Antibiotics are manufactured out of microbes which until now have been found in soil. The race is now on to find new microbes elsewhere to make new drugs – this is known as bio-prospecting. They could be located in the deep sea – or even in ants’ nests. Professor Matt Hutchings[iii] has been researching how leaf-cutter ants have evolved their own antibiotics from fungus. They have been around a lot longer than we have, and they don’t seem to have encountered antibiotic resistance. By sequencing the genomes of these little creatures, microbiologists can identify which chemical combinations offer the best immunity to infection. Dr Adam Roberts, a senior microbiologist at University College London, is studying how bacteria which have already developed antibiotic resistance can be zapped by other bacteria which reside all around us. The big pharmaceutical companies have just stopped looking for them.
Antibiotics are not the only weapon in the war against microbial infections. A hundred years ago a type of virus was discovered that only attacks and destroys bacteria. They’re called bacteriophages, or phages for short. Phages inject their genetic material into bacteria which rapidly replicate themselves thus killing their bacterial hosts. Phage therapies were widely used in the Soviet Union and are still favoured in some former Soviet countries such as Georgia. Professor Martha Clokie of the University of Leicester thinks that phage therapy might usefully be employed in the UK. Hitherto, phages were considered an inferior treatment path to antibiotics, but that is now in question. A lot of work now needs to be done to determine in which cases phage therapy may be preferred. Bacteria can develop resistance to phages, but there are many types of phage which can be used in any number of combinations.

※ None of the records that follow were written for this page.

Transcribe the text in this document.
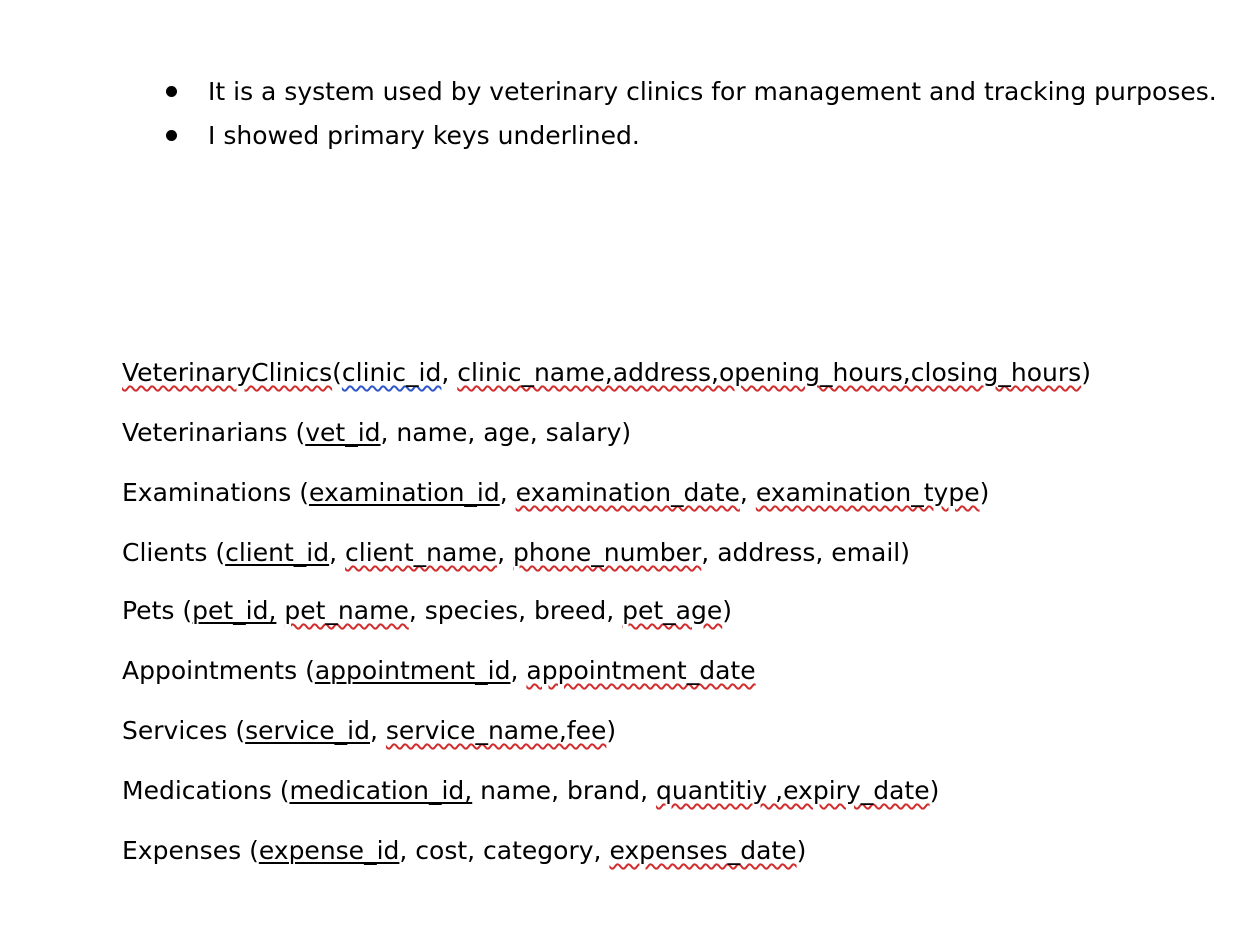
It is a system used by veterinary clinics for management and tracking purposes.
I showed primary keys underlined.
VeterinaryClinics(clinic_id, clinic_name,address,opening_hours,closing_hours)
Veterinarians (vet_id, name, age, salary)
Examinations (examination_id, examination_date, examination_type)
Clients (client_id, client_name, phone_number, address, email)
Pets (pet_id, pet_name, species, breed, pet_age)
Appointments (appointment_id, appointment_date
Services (service_id, service_name,fee)
Medications (medication_id, name, brand, quantitiy ,expiry_date)
Expenses (expense_id, cost, category, expenses_date)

The market valuations of Big Pharma have languished in recent years. If public funds are to be spent on developing new strains of antibiotics and phages, one wonders who will make money out of the resulting new medicines. We seem to have encountered a massive case of market failure here: we cannot rely on the pharmaceutical industry to develop the medicines we desperately need. It is true that stem cell research and gene therapies promise extraordinary advances; but again – who will reap the rewards? That’s why I’m not bullish on Big Pharma stocks.
State-sponsored healthcare providers seeking better value for money have come to see that prevention is better than cure. This has put the focus back on immunology – once considered the poor relation in the pharmaceutical world. I’ll let you know about one player which in my view scores highest in immunology very soon.
[i] BBC Inside Science, with Adam Rutherford, first broadcast 09 June 2016. The podcast can be downloaded at : http://www.bbc.co.uk/programmes/b07djvbp
[ii] Review on Antimicrobial Resistance: Tackling a Global Health Crisis, by Jim O’Neil, published February 2015. Available at: https://amr-review.org/sites/default/files/Report-52.15.pdf
[iii] Professor of Molecular Biology, University of East Anglia (Norwich).